The Union Stockyards
The Stockyards have always been a tangible symbol of old Chicago. To mortals, they represent Chicago's bloody roots in the meat-packing industry, when the city was "hog-butcher to the world." To Chicago's Kindred, however, all of that blood symbolized, oddly enough, an enduring hope. From the first nights after the Great Fire, when the city opened its gates to Kindred of all kinds, the Stockyards served as a kind of safety net for the down-and-out. Any Kindred, provided they were young enough to draw sustenance from animal blood and determined enough to hold it down, night after night, could be guaranteed a drink at the plentiful fountains provided by the cattle industry. Younger Kindred came to Chicago from all around; some fleeing religious persecution, some from overbearing sires, some even escaping the law of other cities that should rightfully have destroyed them. The Stockayards also provided safe (if not pleasant) haven from the Sun; drainage tunnels designed to sluice slaughterhouse byproducts into the canals were completely lightproof during the day. The community that formed inside the Yards was tight-knit; everyone there knew that no one else had anything really worth taking, thus everyone looked out for one another. These kindred became known as Yardies
The only Kindred who were looked upon with severe suspicion were newcomers (though they would quickly be welcomed in) and former "Yardies" who had gone native and returned, for God-knows-what reason. And no small number of Yardies did manage to get things together and establish themselves in Chicago; the Carthian Movement, in its early nights, made strong efforts to recruit out of these castoff Kindred, and it payed off. Some mystically-minded Yardies went on to join the Circle of the Crone, the Ordo Dracul, even the Lancaea Sanctum. Some stayed independent of covenants altogether, yet still managed to make a place for themselves, contributing to Chicago's growing population of influential Unaligned.
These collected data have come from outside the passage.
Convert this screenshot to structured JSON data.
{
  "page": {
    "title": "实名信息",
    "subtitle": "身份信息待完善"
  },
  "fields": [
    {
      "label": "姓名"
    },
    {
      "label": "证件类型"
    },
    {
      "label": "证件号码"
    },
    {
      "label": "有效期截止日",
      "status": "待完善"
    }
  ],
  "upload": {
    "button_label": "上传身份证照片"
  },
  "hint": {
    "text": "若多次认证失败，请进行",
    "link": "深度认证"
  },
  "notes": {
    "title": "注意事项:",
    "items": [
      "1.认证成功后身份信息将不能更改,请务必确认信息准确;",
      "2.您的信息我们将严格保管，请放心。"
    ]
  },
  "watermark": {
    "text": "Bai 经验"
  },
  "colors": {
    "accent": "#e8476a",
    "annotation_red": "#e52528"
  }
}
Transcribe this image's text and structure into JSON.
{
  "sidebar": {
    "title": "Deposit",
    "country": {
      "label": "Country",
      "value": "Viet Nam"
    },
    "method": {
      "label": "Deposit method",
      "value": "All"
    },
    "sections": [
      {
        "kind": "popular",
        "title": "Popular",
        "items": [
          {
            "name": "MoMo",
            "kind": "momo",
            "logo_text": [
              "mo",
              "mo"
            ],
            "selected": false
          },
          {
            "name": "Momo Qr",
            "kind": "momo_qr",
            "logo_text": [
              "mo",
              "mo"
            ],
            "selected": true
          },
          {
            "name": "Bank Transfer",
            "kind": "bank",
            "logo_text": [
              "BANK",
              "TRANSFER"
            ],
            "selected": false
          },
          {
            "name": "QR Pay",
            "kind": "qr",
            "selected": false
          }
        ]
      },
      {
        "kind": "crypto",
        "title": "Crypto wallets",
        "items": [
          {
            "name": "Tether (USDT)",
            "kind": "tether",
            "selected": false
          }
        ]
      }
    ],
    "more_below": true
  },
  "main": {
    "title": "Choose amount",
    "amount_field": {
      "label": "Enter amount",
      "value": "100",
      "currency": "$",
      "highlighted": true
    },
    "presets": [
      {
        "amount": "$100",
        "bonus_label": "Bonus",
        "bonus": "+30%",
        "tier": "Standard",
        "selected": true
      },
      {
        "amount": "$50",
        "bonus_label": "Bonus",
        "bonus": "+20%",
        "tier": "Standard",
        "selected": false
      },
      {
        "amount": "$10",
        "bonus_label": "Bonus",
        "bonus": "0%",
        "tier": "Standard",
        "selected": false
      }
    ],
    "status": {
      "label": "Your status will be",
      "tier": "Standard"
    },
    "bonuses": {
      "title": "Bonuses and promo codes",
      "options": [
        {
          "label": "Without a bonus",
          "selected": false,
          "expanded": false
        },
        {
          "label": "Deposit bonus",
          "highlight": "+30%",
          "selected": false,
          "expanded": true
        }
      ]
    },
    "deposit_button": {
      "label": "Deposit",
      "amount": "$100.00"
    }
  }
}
Unlife in the Yards was by no means pleasant; it was much like the Hoovervilles or hobo communities that spread across American cities during the Depression. Many Kindred respected the general feeling that they had to watch one anothers' backs, but one can guess that not everyone agreed. Fights occurred that often left all participants savaged, strongarm Kindred forcibly subjected their lessers to the Vinculum...even the foul crime of diablerie was rumored to happen quite often there. But as an absolute last resort, few cities had anything like the Yards to offer.
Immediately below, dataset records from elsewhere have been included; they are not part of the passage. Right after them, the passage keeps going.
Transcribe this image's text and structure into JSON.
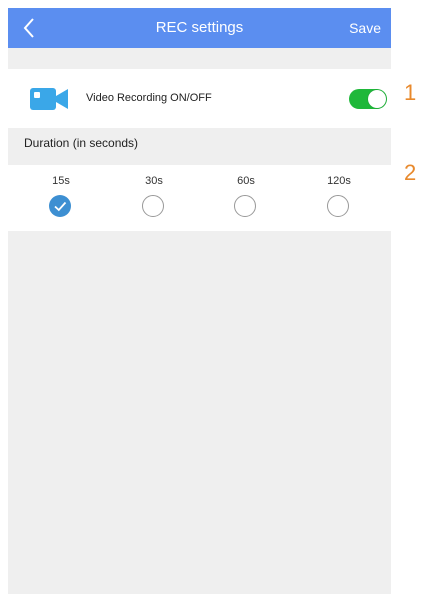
{
  "header": {
    "title": "REC settings",
    "save_label": "Save",
    "back_icon": "chevron-left-icon"
  },
  "recording": {
    "icon": "video-camera-icon",
    "label": "Video Recording ON/OFF",
    "enabled": true
  },
  "duration": {
    "title": "Duration (in seconds)",
    "options": [
      {
        "label": "15s",
        "selected": true
      },
      {
        "label": "30s",
        "selected": false
      },
      {
        "label": "60s",
        "selected": false
      },
      {
        "label": "120s",
        "selected": false
      }
    ]
  },
  "annotations": [
    "1",
    "2"
  ],
  "colors": {
    "header_bg": "#5b8ef0",
    "toggle_on": "#1fb83a",
    "radio_checked": "#3d8fd2",
    "camera_icon": "#3aa7e8",
    "annotation": "#e8892c"
  }
}
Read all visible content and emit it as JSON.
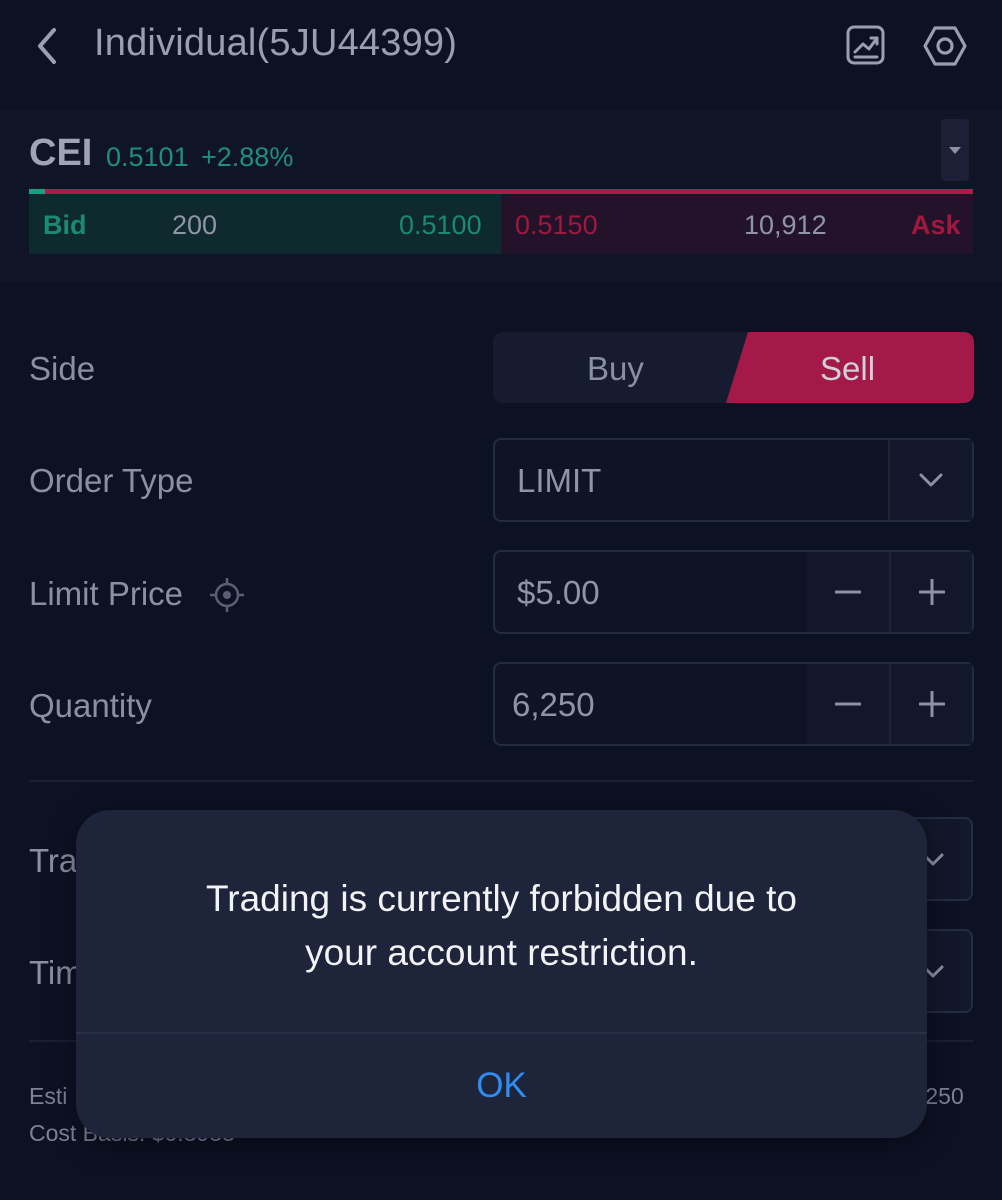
{
  "header": {
    "account_title": "Individual(5JU44399)",
    "icons": [
      "back-icon",
      "chart-icon",
      "gear-icon"
    ]
  },
  "quote": {
    "symbol": "CEI",
    "last_price": "0.5101",
    "change_pct": "+2.88%",
    "bid_label": "Bid",
    "bid_size": "200",
    "bid_price": "0.5100",
    "ask_price": "0.5150",
    "ask_size": "10,912",
    "ask_label": "Ask"
  },
  "form": {
    "side_label": "Side",
    "buy_label": "Buy",
    "sell_label": "Sell",
    "selected_side": "Sell",
    "order_type_label": "Order Type",
    "order_type_value": "LIMIT",
    "limit_price_label": "Limit Price",
    "limit_price_value": "$5.00",
    "quantity_label": "Quantity",
    "quantity_value": "6,250",
    "trading_session_label_visible": "Tra",
    "time_in_force_label_visible": "Tim",
    "estimate_label_visible": "Esti",
    "cost_basis_visible": "Cost Basis: $0.8933",
    "estimate_value_visible": ",250"
  },
  "modal": {
    "message_line1": "Trading is currently forbidden due to",
    "message_line2": "your account restriction.",
    "ok_label": "OK"
  },
  "colors": {
    "background": "#0d1124",
    "bid_green": "#1a8a72",
    "ask_red": "#a1183f",
    "sell_active": "#a31947",
    "modal_bg": "#1e2439",
    "ok_blue": "#2f8cf0"
  }
}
This community persisted unabated on the south side of Chicago until 1971, a century after the fire that created the great migration to Chicago. Though the Yards had been foundering as a business for decades, local Kindred, mainly Carthians, invested heavily into them in order to maintain the community. Although the Movement had long since outgrown the need to bolster recruitment by plumbing the dregs of Kindred society, many prominent Carthians had come out of the Yardie community themselves and couldn't bear to let it go. In the end, the one most responsible for propping up the ailing Yards, Diggs Foulworth, pulled his support. The Yards faltered and were closed. Perhaps it was because the Carthians were threatened by such a heavy presence of unprincipled Kindred just as they had once threatened the powers-that-be, or perhaps the Yards became too much of a financial burden on Foulworth and his confederates. The Yardies who still remained in Chicago, however, believed that Foulworth, who had risen from their ranks himself, simply betrayed his own roots. The land the Yards were built on was worth more as homes, warehouses, businesses, even as trash dumps than as stockyards.
In retailation for the loss of their (un)lifestyle, a cadre of Yardies attacked Foulworth and his aides near the very same neighborhood. Foulworth escaped the ambush and brought his own counterattack, enlisting the aid of his covenant in evicting not only the offenders, but all the Yardies from Chicago. The displaced Kindred scattered, but most found their way to Joliet, where, ironically enough, many joined the Carthian Movement there, having had their first taste of rebellious fervor and seeking more. Among Chicagoan Kindred, the term "Yardie" soon came to apply to any of the rabble-rousing Kindred of Joliet, who carry a grudge over the incident to this very night.